Oddly, though, the elimination of state jobs and cuts to public services are not what keep fiscal conservatives up at night. Rather, that structural deficit is the bogeyman.

As with many other policy debates, this one is a matter of perspective. Yes, sustained structural deficits are a bad thing. Debt is a useful and beneficial financial tool, but only if it is carefully managed and does not grow too big. But compared to most states and the federal government, Utah's structural deficit is not a serious problem. And by obsessing about the structural deficit, legislators actually could harm the state economy by hollowing out essential government services and adding to unemployment.

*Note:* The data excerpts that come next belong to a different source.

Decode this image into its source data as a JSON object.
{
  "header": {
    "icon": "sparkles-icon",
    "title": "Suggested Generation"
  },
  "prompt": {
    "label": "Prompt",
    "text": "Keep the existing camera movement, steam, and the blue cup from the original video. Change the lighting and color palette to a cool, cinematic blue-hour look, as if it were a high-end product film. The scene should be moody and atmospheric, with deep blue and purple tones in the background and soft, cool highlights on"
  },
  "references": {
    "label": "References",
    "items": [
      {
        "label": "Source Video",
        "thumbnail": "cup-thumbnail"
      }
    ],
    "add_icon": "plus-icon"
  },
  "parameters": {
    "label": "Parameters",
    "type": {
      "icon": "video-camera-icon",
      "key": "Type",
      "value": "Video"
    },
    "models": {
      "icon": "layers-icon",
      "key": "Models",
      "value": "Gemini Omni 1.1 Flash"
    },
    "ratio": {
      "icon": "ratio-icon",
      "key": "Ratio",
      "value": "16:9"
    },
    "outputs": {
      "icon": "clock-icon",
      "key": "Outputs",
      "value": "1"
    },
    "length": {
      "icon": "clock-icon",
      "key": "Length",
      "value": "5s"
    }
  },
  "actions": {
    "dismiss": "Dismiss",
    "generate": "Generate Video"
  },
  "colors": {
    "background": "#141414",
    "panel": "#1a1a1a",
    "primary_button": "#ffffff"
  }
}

To a certain extent, this whole exercise is political theater, because state revenues are expected to grow by $216 million in the fiscal year that begins July 1. Legislators will begin plowing that new money into the budget after they adopt the base budget this week.

But if the most fiscally conservative lawmakers stand by their pledge not to use $100 million of the state's Rainy Day Fund or collect state income tax withholding quarterly from the self-employed, both of which Gov. Gary Herbert has rightly proposed, Utah could indeed see a budget bloodletting.

By the way, under Gov. Herbert's budget proposal, the structural deficit would be reduced by $100 million and there would $110 million remaining in the Rainy Day Fund (the state's savings account).

The trouble with bleeding a patient is that if the doctor does it too often, the patient dies.